Proposing a new language for concrete presses the idea ‘to build more with less. Structurally informed, fabrication aware, ecologically responsible and precisely placed, Striatus optimises interconnected properties of masonry structures. The precise geometry of Striatus gives strength to the unreinforced concrete structure. Concrete performs the best in compression to achieve arched and vaulted assemblies, with accurate forces travelling to the supports in pure compression. The entire construction is devoid of conventional accumulation of materials as in beams and flat floor slabs. The new language significantly reduces the amount of material to span space and the possibility to build with lower-strength and less-polluting alternatives.
Striatus follows a sustainable nature, placing materials wherever needed, thus reducing its environmental footprint. Stripping reinforcement and incorporating dry assembly without binders, Striatus can reassemble and repurpose repeatedly. Adhering to the philosophy of three R’s of sustainability (Reduce, Reuse, Recycle) on concrete structures.
Reduce: Lowering embodied emissions through structural geometry and additive manufacturing that minimises the consumption of resources and eliminates construction waste.

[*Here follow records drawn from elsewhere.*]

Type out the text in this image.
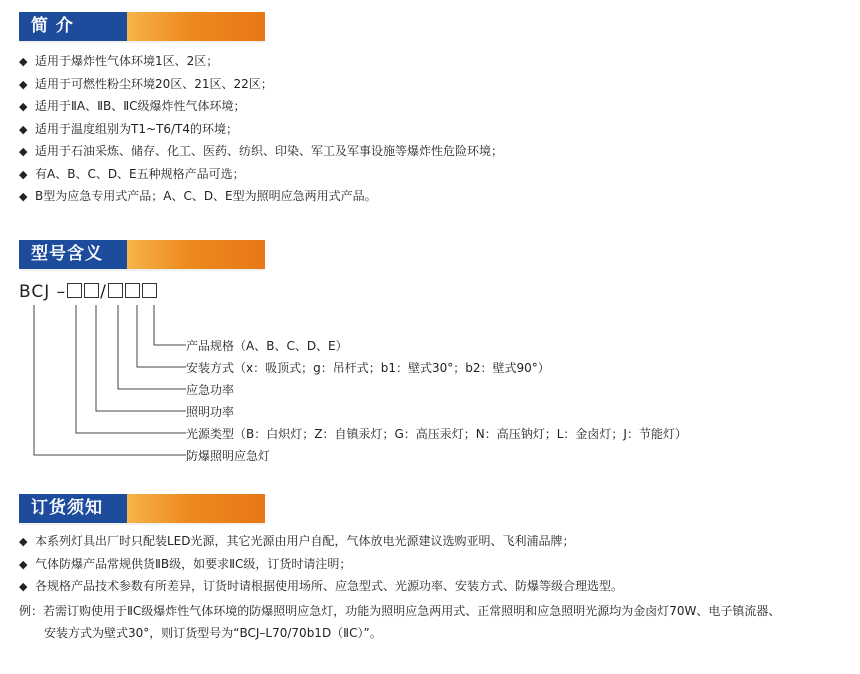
简 介
◆ 适用于爆炸性气体环境1区、2区；
◆ 适用于可燃性粉尘环境20区、21区、22区；
◆ 适用于ⅡA、ⅡB、ⅡC级爆炸性气体环境；
◆ 适用于温度组别为T1~T6/T4的环境；
◆ 适用于石油采炼、储存、化工、医药、纺织、印染、军工及军事设施等爆炸性危险环境；
◆ 有A、B、C、D、E五种规格产品可选；
◆ B型为应急专用式产品；A、C、D、E型为照明应急两用式产品。
型号含义
BCJ – /
产品规格（A、B、C、D、E）
安装方式（x：吸顶式；g：吊杆式；b1：壁式30°；b2：壁式90°）
应急功率
照明功率
光源类型（B：白炽灯；Z：自镇汞灯；G：高压汞灯；N：高压钠灯；L：金卤灯；J：节能灯）
防爆照明应急灯
订货须知
◆ 本系列灯具出厂时只配装LED光源，其它光源由用户自配，气体放电光源建议选购亚明、飞利浦品牌；
◆ 气体防爆产品常规供货ⅡB级，如要求ⅡC级，订货时请注明；
◆ 各规格产品技术参数有所差异，订货时请根据使用场所、应急型式、光源功率、安装方式、防爆等级合理选型。
例：若需订购使用于ⅡC级爆炸性气体环境的防爆照明应急灯，功能为照明应急两用式、正常照明和应急照明光源均为金卤灯70W、电子镇流器、
安装方式为壁式30°，则订货型号为“BCJ–L70/70b1D（ⅡC）”。
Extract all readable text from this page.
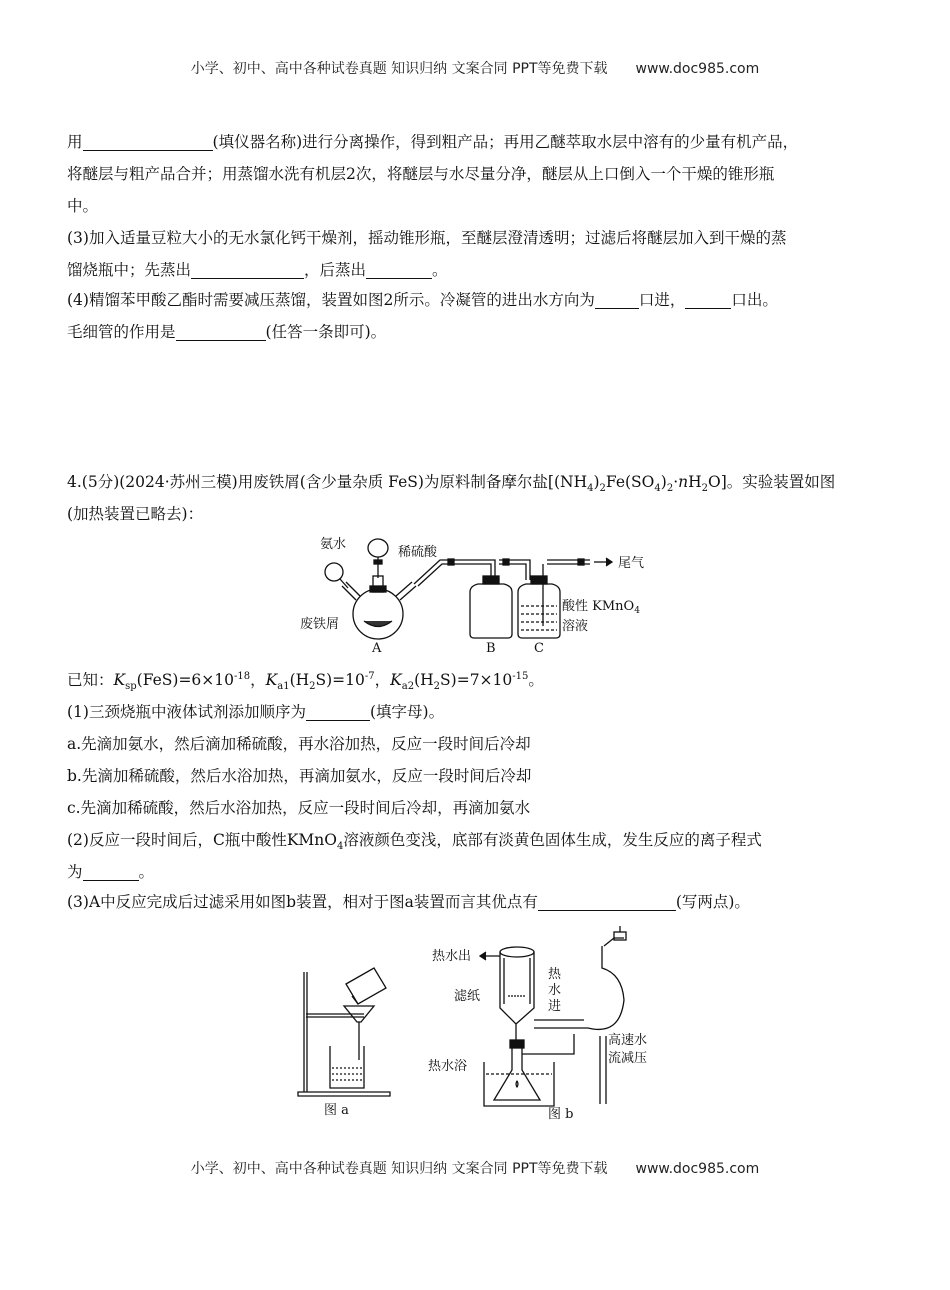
小学、初中、高中各种试卷真题 知识归纳 文案合同 PPT等免费下载 www.doc985.com

用	(填仪器名称)进行分离操作，得到粗产品；再用乙醚萃取水层中溶有的少量有机产品，
将醚层与粗产品合并；用蒸馏水洗有机层2次，将醚层与水尽量分净，醚层从上口倒入一个干燥的锥形瓶
中。

(3)加入适量豆粒大小的无水氯化钙干燥剂，摇动锥形瓶，至醚层澄清透明；过滤后将醚层加入到干燥的蒸
馏烧瓶中；先蒸出	，后蒸出	。

(4)精馏苯甲酸乙酯时需要减压蒸馏，装置如图2所示。冷凝管的进出水方向为	口进，	口出。
毛细管的作用是	(任答一条即可)。

4.(5分)(2024·苏州三模)用废铁屑(含少量杂质 FeS)为原料制备摩尔盐$[(NH_4)_2Fe(SO_4)_2\cdot nH_2O]$。实验装置如图
(加热装置已略去)：

氨水
稀硫酸
尾气
废铁屑
酸性 KMnO$_4$
溶液
A	B	C

已知：$K_{sp}(FeS)=6\times 10^{-18}$，$K_{a1}(H_2S)=10^{-7}$，$K_{a2}(H_2S)=7\times 10^{-15}$。

(1)三颈烧瓶中液体试剂添加顺序为	(填字母)。
a.先滴加氨水，然后滴加稀硫酸，再水浴加热，反应一段时间后冷却
b.先滴加稀硫酸，然后水浴加热，再滴加氨水，反应一段时间后冷却
c.先滴加稀硫酸，然后水浴加热，反应一段时间后冷却，再滴加氨水

(2)反应一段时间后，C瓶中酸性KMnO$_4$溶液颜色变浅，底部有淡黄色固体生成，发生反应的离子程式
为	。

(3)A中反应完成后过滤采用如图b装置，相对于图a装置而言其优点有	(写两点)。

图 a
热水出
热
水
进
滤纸
高速水
流减压
热水浴
图 b
小学、初中、高中各种试卷真题 知识归纳 文案合同 PPT等免费下载 www.doc985.com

Reuse: Improving circularity and longevity. Unlike conventional reinforced concrete structures, Striatus is dry assembled with no binder or glue, enabling the bridge to dismantle and reuse in other locations.
Recycle: By ensuring fresh materials are separated and separable, the designers can easily recycle each component of Striatus with minimal energy and cost.

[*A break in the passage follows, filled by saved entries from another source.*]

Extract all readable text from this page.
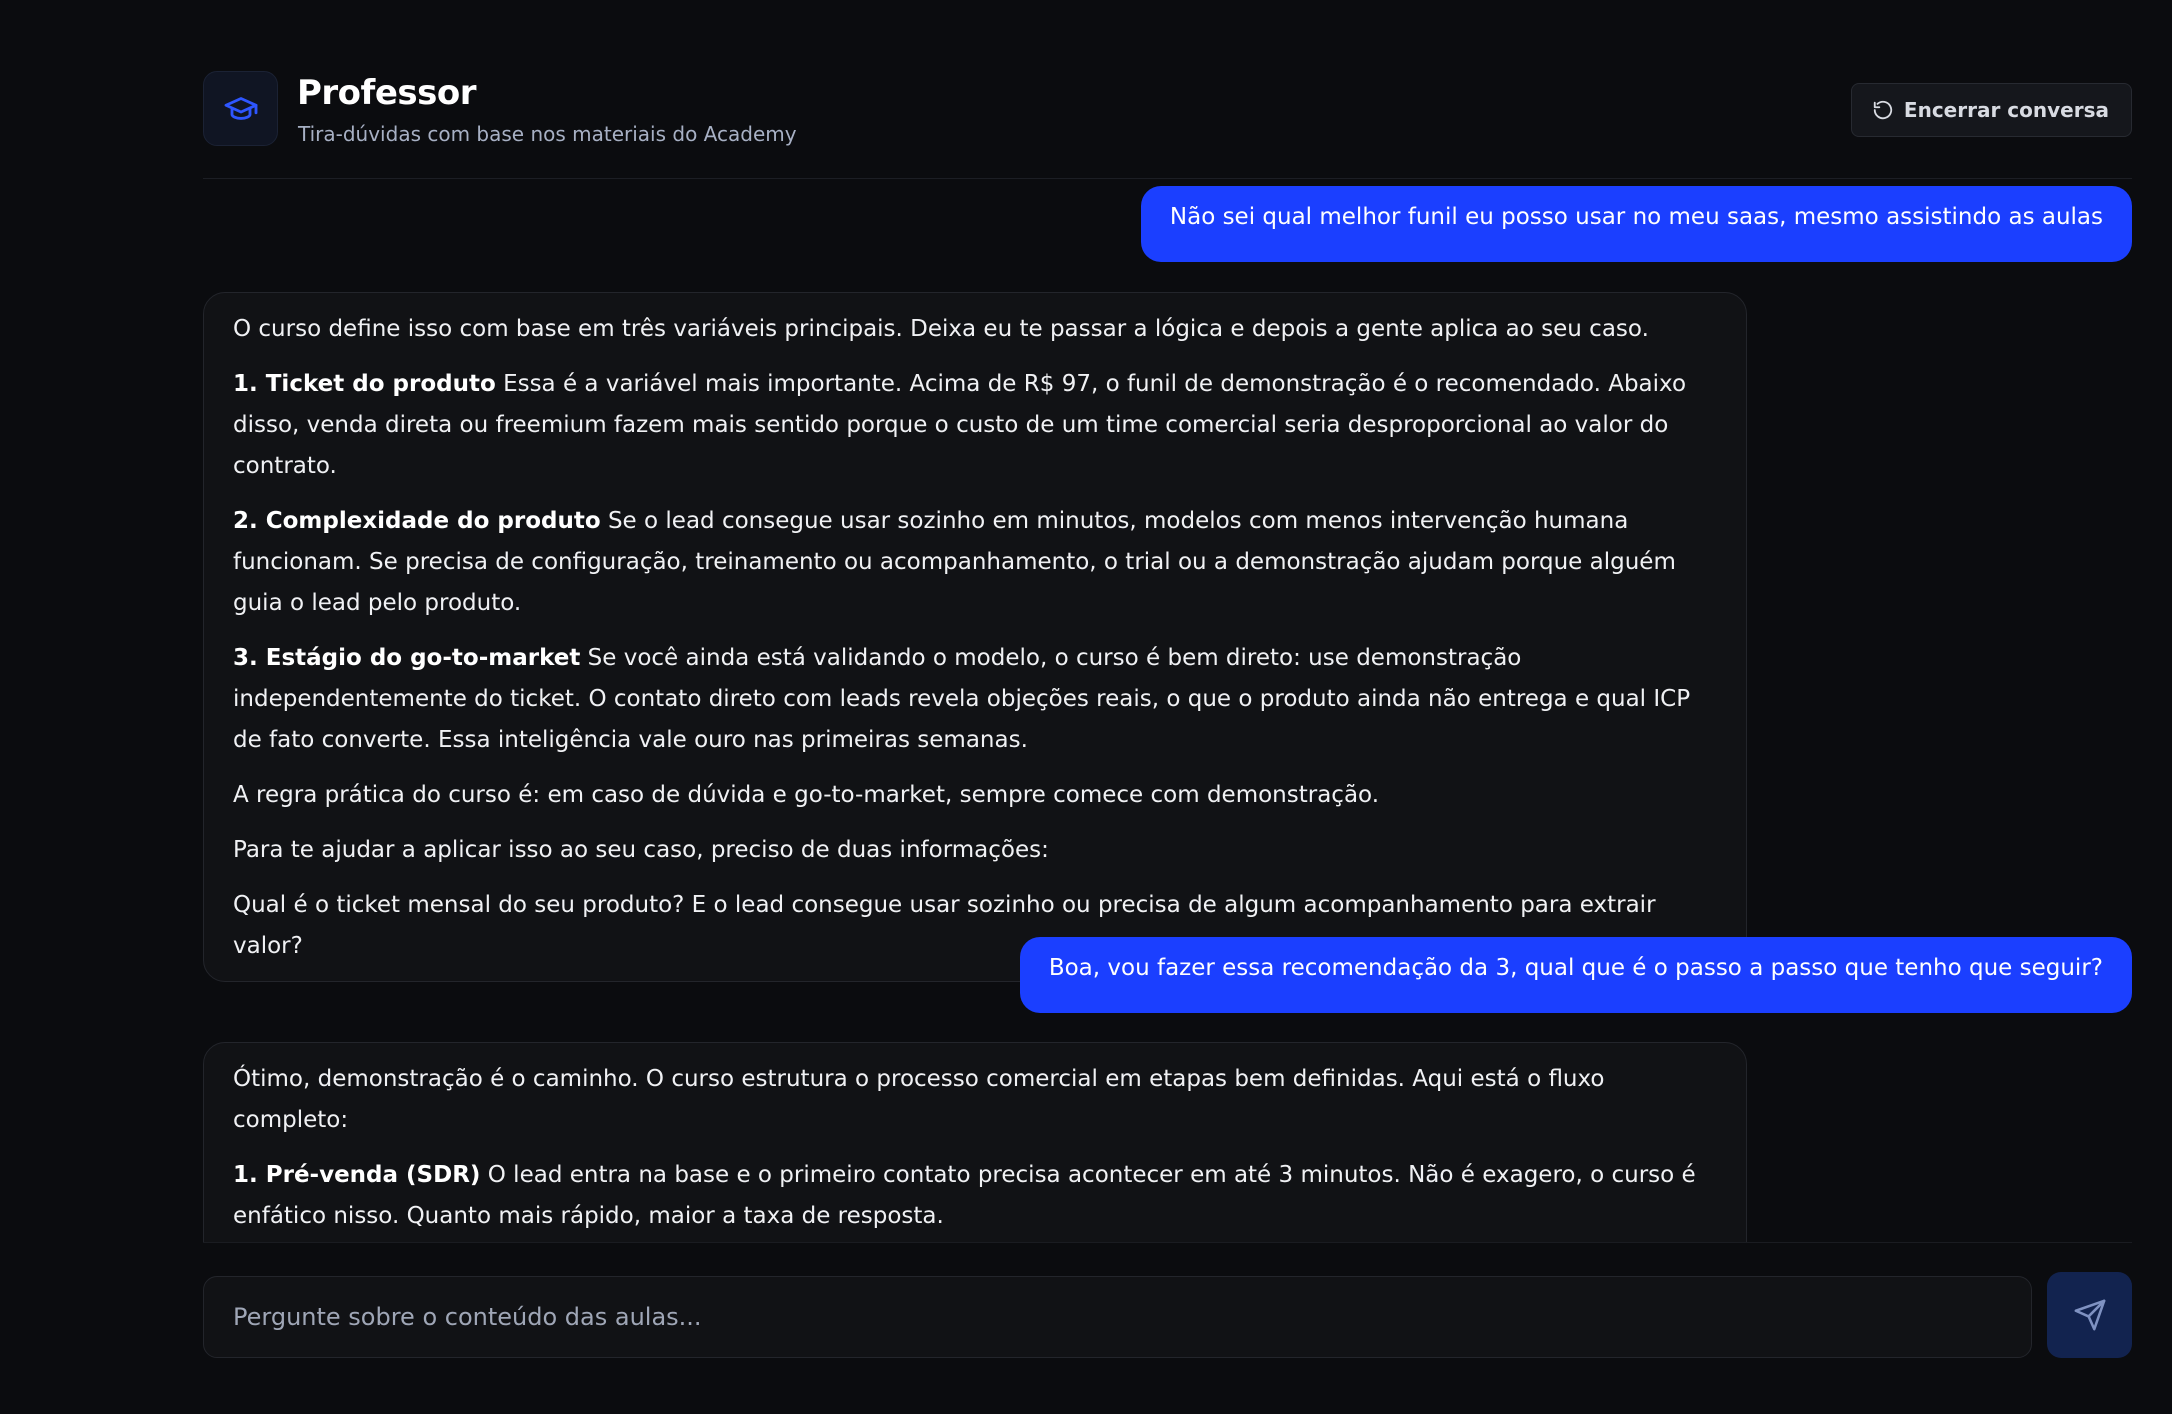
Professor
Tira-dúvidas com base nos materiais do Academy
Encerrar conversa
Não sei qual melhor funil eu posso usar no meu saas, mesmo assistindo as aulas

O curso define isso com base em três variáveis principais. Deixa eu te passar a lógica e depois a gente aplica ao seu caso.

1. Ticket do produto Essa é a variável mais importante. Acima de R$ 97, o funil de demonstração é o recomendado. Abaixo disso, venda direta ou freemium fazem mais sentido porque o custo de um time comercial seria desproporcional ao valor do contrato.

2. Complexidade do produto Se o lead consegue usar sozinho em minutos, modelos com menos intervenção humana funcionam. Se precisa de configuração, treinamento ou acompanhamento, o trial ou a demonstração ajudam porque alguém guia o lead pelo produto.

3. Estágio do go-to-market Se você ainda está validando o modelo, o curso é bem direto: use demonstração independentemente do ticket. O contato direto com leads revela objeções reais, o que o produto ainda não entrega e qual ICP de fato converte. Essa inteligência vale ouro nas primeiras semanas.

A regra prática do curso é: em caso de dúvida e go-to-market, sempre comece com demonstração.

Para te ajudar a aplicar isso ao seu caso, preciso de duas informações:

Qual é o ticket mensal do seu produto? E o lead consegue usar sozinho ou precisa de algum acompanhamento para extrair valor?

Boa, vou fazer essa recomendação da 3, qual que é o passo a passo que tenho que seguir?

Ótimo, demonstração é o caminho. O curso estrutura o processo comercial em etapas bem definidas. Aqui está o fluxo completo:

1. Pré-venda (SDR) O lead entra na base e o primeiro contato precisa acontecer em até 3 minutos. Não é exagero, o curso é enfático nisso. Quanto mais rápido, maior a taxa de resposta.

Pergunte sobre o conteúdo das aulas...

Striatus uses a two-component (2K) concrete ink, unlike typical 3D printing extrusion in simple horizontal layers. The corresponding printing head and pumping arrangement precisely prints in non-uniform and non-parallel layers via a 6-axis called the multi-DOF robotic arm. This new technology of 3D concrete printing, in combination with the arched masonry design, allows the subsequent components to withhold structurally bereft of reinforcement or post-tensioning.
Striatus redefines conventional interdisciplinary relations by integrating design, engineering, fabrication and construction mechanisms. Well-defined data exchange between the various domain-specific software toolchains involved in the process enables the precise manufacturing of the blocks. The co-development approach facilitates the use of COMPAS, an open-source computational framework for collaboration and research in the AEC industry.
Striatus offers an alternative blueprint for building more with less. Envisaged with the same structural principles and fully integrated computational design-to-fabrication techniques. The form explores a vaulted, rib-stiffened, unreinforced concrete ground developed by the Block Research Group in partnership with Holcim.
The new floor system uses only 30% of the volume of concrete and 10% steel. The low stresses within the funicular structure empower the use of low-embodied-carbon concrete, including high percentages of recycled construction waste. Prefabricated and dry-assembled, and therefore fully demountable and reusable, the floor system easily cleans and recycles at the end of its life.
Over about 300 billion square metres of floor area to be constructed worldwide over the next 30 years, and floors comprising over 40% of the weight of most high-rise buildings (10+ storeys), introducing the principles explored by Striatus would truly interrupt the construction industry and usher a new future to transform how we design and construct our built environment while addressing the defining challenges of our era.